The first action of this week (the early morning of Monday, December 27) was claimed by “La Negra Venganza” who expressed their motivations through a communique:
Our attack seeks to break their veil of tranquility and impunity, and we won’t rest…
Remembering with action the 81 prisoners murdered in the fire of the San Miguel prison, where the gendarmerie, with approval of the government in office, let 81 prisoners burn to death. The walls of that place continue to enclose and torture like a human meat-grinder.
We bring to memory in this instant the untamable life of Kevin Garrido, who died inside of a prison in October 2018.

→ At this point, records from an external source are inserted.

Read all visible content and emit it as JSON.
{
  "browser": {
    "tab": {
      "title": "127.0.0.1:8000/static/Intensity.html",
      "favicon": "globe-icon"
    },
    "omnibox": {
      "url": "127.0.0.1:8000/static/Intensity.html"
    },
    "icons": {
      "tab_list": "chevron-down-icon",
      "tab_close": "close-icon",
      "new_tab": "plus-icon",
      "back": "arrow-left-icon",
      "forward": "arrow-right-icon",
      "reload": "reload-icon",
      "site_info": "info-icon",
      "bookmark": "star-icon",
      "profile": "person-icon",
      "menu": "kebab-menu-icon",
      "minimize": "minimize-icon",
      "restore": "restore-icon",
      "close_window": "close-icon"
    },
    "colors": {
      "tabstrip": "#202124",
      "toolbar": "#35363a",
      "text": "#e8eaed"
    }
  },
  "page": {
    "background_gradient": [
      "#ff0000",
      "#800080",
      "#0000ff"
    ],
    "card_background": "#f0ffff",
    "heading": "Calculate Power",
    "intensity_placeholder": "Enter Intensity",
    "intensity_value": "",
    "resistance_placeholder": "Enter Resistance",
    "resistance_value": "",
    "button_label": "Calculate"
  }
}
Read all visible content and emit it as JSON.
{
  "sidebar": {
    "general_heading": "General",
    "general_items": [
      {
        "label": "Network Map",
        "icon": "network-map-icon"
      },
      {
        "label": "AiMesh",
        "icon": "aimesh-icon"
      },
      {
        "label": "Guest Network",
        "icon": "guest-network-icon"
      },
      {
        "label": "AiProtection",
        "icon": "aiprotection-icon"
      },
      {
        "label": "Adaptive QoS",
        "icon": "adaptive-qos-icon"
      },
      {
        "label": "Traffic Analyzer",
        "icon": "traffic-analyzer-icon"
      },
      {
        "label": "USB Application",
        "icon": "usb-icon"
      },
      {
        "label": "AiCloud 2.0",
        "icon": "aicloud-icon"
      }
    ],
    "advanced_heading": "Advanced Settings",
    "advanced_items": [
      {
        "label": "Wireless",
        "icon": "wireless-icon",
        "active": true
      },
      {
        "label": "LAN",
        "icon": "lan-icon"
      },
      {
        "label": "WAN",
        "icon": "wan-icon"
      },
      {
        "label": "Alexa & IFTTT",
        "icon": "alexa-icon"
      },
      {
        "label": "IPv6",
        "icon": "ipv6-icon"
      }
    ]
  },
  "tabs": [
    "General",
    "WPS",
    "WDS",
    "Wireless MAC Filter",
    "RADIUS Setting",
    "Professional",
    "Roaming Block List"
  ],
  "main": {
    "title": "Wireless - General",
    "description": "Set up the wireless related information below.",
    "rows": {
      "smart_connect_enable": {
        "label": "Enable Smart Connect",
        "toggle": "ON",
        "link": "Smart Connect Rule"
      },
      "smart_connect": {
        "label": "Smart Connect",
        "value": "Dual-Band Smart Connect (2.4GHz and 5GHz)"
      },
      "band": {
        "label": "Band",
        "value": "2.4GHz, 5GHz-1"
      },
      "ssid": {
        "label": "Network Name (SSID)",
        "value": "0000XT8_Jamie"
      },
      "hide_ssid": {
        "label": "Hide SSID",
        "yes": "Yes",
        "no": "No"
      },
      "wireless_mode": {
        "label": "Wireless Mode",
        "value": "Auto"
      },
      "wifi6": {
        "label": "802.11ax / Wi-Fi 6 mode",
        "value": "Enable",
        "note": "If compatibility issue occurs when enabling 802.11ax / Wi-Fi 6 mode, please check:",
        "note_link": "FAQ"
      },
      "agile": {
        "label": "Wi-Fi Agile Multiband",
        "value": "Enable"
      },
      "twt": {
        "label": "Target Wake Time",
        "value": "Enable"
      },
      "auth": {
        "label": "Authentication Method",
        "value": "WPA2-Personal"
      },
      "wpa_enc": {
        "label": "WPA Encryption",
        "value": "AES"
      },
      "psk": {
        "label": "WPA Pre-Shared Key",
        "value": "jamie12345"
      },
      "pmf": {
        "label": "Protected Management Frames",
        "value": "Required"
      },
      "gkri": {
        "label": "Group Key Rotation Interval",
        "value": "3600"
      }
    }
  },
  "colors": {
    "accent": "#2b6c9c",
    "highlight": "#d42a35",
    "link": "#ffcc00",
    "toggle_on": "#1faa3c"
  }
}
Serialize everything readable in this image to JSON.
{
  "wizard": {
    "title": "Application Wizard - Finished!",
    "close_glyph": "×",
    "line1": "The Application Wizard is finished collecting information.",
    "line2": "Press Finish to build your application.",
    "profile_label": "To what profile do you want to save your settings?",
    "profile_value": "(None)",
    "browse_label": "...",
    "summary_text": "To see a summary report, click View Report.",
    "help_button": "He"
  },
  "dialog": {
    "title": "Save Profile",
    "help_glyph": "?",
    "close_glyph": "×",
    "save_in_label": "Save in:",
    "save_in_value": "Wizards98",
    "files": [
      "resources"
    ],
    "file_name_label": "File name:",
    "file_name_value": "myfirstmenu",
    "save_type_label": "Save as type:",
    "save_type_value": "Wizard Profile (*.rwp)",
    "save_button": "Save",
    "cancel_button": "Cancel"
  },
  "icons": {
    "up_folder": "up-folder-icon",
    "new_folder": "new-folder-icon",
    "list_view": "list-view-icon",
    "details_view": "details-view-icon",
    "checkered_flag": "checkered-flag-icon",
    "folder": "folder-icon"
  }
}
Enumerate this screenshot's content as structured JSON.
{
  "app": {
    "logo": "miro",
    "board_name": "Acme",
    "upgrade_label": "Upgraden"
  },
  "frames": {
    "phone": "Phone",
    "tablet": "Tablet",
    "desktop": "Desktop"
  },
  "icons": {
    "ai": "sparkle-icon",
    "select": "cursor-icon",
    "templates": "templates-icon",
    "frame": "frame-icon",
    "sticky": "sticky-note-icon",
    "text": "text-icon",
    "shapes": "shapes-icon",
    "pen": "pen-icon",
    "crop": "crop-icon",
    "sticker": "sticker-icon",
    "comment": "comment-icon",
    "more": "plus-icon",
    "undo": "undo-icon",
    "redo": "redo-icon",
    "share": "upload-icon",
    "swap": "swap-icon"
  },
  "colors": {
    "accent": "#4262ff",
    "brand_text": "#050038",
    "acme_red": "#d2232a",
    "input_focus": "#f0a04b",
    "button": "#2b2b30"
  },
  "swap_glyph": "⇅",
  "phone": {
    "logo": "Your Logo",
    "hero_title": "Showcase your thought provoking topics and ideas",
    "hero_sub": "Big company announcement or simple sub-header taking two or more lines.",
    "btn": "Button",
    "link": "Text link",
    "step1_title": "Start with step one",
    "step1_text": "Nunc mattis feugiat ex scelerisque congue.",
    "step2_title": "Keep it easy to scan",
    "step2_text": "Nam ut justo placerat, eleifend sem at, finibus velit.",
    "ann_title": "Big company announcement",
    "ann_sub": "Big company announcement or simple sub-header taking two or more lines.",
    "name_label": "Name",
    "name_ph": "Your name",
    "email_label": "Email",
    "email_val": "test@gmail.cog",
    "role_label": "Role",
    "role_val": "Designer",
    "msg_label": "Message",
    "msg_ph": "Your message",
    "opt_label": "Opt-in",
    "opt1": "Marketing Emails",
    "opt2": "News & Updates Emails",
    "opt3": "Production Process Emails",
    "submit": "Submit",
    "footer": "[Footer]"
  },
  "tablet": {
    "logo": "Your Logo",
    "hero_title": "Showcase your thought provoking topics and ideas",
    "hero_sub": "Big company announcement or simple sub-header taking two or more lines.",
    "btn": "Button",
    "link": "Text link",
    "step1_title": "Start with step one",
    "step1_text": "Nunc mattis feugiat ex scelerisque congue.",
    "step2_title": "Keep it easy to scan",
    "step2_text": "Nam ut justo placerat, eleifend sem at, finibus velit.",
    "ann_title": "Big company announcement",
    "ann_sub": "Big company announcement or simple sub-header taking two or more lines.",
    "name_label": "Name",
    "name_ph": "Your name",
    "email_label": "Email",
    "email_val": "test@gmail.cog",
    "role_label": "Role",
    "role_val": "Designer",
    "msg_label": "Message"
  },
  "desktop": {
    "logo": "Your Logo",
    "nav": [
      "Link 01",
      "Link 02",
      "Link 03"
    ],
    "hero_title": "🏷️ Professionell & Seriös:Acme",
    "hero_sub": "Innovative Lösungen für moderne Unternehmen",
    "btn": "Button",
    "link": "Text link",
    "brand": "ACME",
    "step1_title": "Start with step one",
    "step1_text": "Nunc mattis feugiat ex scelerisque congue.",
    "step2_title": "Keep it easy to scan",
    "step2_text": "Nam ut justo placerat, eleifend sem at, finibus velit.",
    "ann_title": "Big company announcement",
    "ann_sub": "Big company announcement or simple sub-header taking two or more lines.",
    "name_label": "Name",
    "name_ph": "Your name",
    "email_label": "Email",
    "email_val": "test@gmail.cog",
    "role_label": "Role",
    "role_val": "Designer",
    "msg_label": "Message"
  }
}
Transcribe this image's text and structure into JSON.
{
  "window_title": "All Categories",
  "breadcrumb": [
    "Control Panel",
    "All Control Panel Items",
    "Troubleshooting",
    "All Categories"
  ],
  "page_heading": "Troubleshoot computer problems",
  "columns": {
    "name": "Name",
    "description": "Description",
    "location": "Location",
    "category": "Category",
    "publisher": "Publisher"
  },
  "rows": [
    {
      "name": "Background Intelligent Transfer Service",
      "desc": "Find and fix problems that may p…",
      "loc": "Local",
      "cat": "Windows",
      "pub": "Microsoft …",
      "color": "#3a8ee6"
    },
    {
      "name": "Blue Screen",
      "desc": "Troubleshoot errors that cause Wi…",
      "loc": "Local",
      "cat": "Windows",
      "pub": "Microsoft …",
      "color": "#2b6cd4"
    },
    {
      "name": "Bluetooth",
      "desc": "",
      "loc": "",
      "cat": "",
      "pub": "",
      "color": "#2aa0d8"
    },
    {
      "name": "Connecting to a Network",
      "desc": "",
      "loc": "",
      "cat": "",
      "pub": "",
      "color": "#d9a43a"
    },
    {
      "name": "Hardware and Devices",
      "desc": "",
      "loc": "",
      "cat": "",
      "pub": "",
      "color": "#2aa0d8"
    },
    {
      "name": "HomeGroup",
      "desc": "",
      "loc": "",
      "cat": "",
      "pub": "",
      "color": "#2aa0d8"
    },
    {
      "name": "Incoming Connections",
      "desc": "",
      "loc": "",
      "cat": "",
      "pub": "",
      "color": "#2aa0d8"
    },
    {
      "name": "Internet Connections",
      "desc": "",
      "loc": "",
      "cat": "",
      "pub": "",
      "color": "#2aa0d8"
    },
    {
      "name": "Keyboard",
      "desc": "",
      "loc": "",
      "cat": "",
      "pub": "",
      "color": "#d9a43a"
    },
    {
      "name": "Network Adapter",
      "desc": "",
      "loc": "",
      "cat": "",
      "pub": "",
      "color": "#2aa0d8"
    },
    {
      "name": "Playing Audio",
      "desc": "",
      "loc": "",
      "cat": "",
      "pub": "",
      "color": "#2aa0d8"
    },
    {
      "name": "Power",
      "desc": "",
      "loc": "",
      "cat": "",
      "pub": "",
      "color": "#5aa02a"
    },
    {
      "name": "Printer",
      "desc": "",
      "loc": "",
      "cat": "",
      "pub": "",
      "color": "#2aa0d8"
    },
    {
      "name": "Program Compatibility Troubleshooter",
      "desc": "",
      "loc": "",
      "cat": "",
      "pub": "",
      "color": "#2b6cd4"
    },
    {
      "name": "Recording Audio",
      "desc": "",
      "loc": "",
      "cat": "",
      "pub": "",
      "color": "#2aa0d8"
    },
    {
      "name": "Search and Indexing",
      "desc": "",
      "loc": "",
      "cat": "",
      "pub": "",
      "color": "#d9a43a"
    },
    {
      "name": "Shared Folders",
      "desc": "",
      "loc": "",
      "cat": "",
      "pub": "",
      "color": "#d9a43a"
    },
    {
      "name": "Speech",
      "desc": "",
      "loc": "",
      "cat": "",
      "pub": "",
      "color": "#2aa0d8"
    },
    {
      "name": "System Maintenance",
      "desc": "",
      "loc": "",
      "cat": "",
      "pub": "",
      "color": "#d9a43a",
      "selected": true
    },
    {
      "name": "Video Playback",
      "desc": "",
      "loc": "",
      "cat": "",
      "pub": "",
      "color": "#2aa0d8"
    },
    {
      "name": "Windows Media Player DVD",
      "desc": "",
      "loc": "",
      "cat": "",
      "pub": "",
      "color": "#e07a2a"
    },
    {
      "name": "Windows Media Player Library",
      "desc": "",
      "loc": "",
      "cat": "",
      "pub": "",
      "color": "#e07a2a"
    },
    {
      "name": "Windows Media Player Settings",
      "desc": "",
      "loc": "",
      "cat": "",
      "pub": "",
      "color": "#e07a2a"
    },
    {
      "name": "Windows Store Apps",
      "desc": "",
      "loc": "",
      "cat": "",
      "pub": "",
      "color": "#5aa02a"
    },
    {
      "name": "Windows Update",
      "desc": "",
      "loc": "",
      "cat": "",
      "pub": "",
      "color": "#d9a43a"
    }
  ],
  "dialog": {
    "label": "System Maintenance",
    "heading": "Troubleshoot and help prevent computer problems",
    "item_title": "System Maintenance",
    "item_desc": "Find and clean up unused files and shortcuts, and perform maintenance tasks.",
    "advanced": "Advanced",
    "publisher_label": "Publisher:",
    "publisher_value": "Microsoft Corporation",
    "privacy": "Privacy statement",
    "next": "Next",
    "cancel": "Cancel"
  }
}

Mister Álvaro Andrés Millanao Valenzuela, warden of La Gonzalina prison, Rancagua: we’ve found out about the constant harassment of our kidnapped siblings, in the dungeons that you, Sr. Millanao, are in charge of.
—Communique published originally by Noticias de la Guerra Social
If only poor people go to prison, if rapists are granted parole year after year after a positive report from the gendarmerie, to the detriment of prisoners for social and political causes, if politicians and businessmen go to ethics classes after robbing millions and on the contrary, while someone accused of theft like Bayron dies slowly under custody and restraint, nothing is right! The whole idea of justice formulated by the state is contrary to the social understanding of justice.
But tomorrow and the day after, the media will condemn those who take justice into their own hands. They will punish those who, with precarious elements, are capable of generating a device with the potential to damage the infrastructure of those who torture and kill with guns, gas, and countless contingents of narco-states, who pounce on everything and everyone and will continue to extort freedom. Whoever refuses to obey risks jail, and whoever obeys, do not believe they are unaware of this, because if they are poor, they will always run the risk. Action only makes the risk more dignified.